Cyanobacteria are an ancient group of photosynthetic microbes that occur in the ocean and most inland waters. They have evolved a protein organelle, called the carboxysome, to convert environmental carbon dioxide into sugar in an efficient way.
A key step of this conversion is catalysed by a carbon-fixing enzyme Rubisco. However, Rubisco is poorly ‘designed’ because it is inefficient in fixing CO2 when a high level of O2 is around. Cyanobacterial carboxysomes sequester and concentrate Rubisco enzymes within the separated compartment and provide a low O2 environment for Rubisco to improve carbon fixation.
“It is a mystery how cyanobacterial cells generate the complex carboxysome structure and pack Rubisco enzymes in the organelle to have biological functions,” said Luning Liu, a Professor at the University of Liverpool, and a senior author on this paper. “My research group has interest in addressing the key questions in this biological process.”
The formation of the Rubisco complex involves a few ‘helping’ proteins called chaperones, including a protein named Rubisco assembly factor 1 (Raf1). To understand the exact roles of Raf1, the team used state-of-the-art microscopies, such as confocal fluorescence microscopy, electron microscopy, and cryo-electron microscopy, combined with molecular biology and biochemical techniques, to study how Raf1 interacts with Rubisco subunits to promote the assembly of Rubisco, and how carboxysome formation is affected when cells do not produce Raf1.
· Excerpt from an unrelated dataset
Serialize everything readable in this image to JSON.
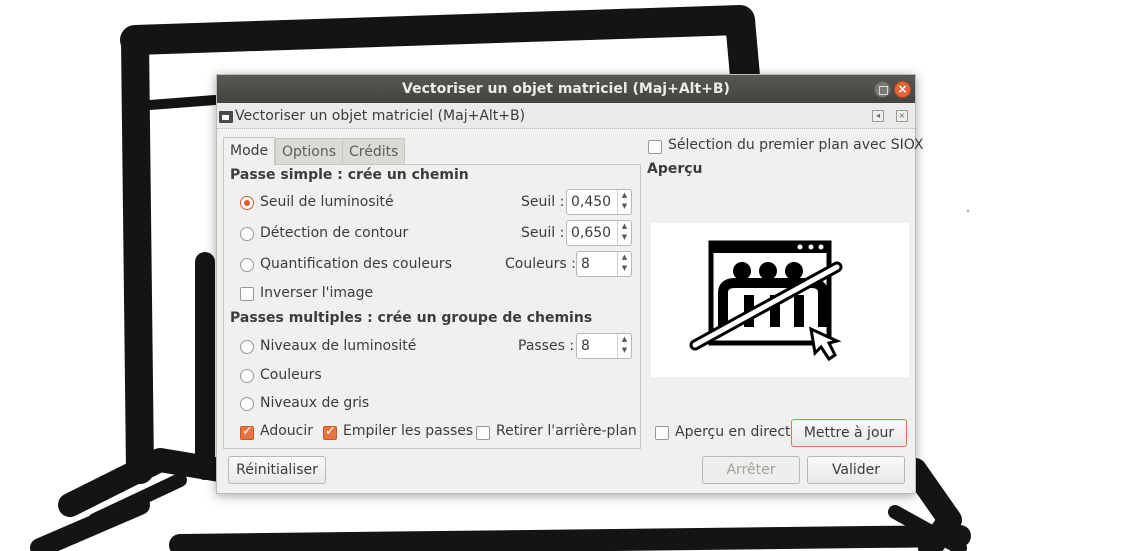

The researchers proved that Raf1 is vital for building the Rubisco complex. Without Raf1, the Rubisco complexes are less efficiently assembled and cannot be densely packed inside the carboxysomes. This could greatly affect the construction of carboxysomes and therefor the growth of cyanobacterial cells.
“This is the first time that we have determined the function of Rubisco assembly chaperones in the biosynthesis of carboxysomes in cyanobacterial cells,” said Dr Fang Huang, a Leverhulme Trust Early Career Fellow, and the first author on this paper. “We are very excited about this finding. It also allowed us to propose a new working model of carboxysome biogenesis, which teach us in detail how Rubisco complexes are generated, how Raf1 drive Rubisco packing, and how the entire carboxysome structure is constructed.”
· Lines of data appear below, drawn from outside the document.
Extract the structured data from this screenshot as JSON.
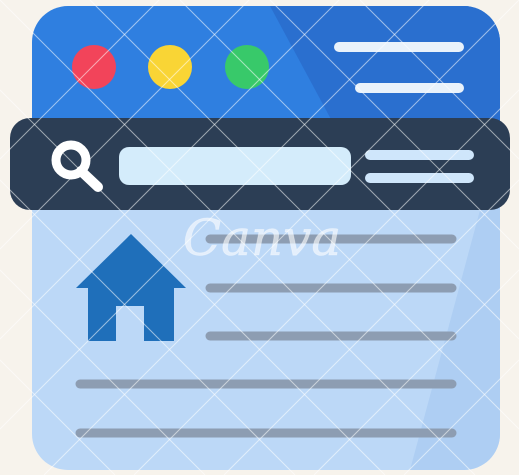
{
  "illustration": {
    "subject": "browser-window-icon",
    "colors": {
      "background": "#f7f3ec",
      "title_bar": "#2f7fe0",
      "title_bar_shade": "#2a6fcf",
      "toolbar": "#2c3e55",
      "content": "#bcd8f7",
      "content_shade": "#aecef3",
      "close_dot": "#f2445a",
      "minimize_dot": "#f9d535",
      "maximize_dot": "#38c96a",
      "address_field": "#d4ecfb",
      "menu_lines_light": "#e9f2fb",
      "menu_lines_dark": "#cfe6fb",
      "search_icon": "#ffffff",
      "home_icon": "#1f6fba",
      "text_lines": "#8d9db2"
    },
    "icons": [
      "window-dots",
      "search-icon",
      "menu-icon",
      "home-icon"
    ]
  },
  "watermark": {
    "text": "Canva"
  }
}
Currently, there is a tremendous interest in transferring carboxysomes into crop plants to improve crop yields and food production. This study may provide important information required for producing intact and functional carbon-fixing machinery.
The project was funded by Royal Society, Biotechnology and Biological Sciences Research Council (BBSRC), and Leverhulme Trust. The project was carried out in collaboration with the Centre for Cell Imaging and Biomedical Electron Microscopy Unit at the University of Liverpool.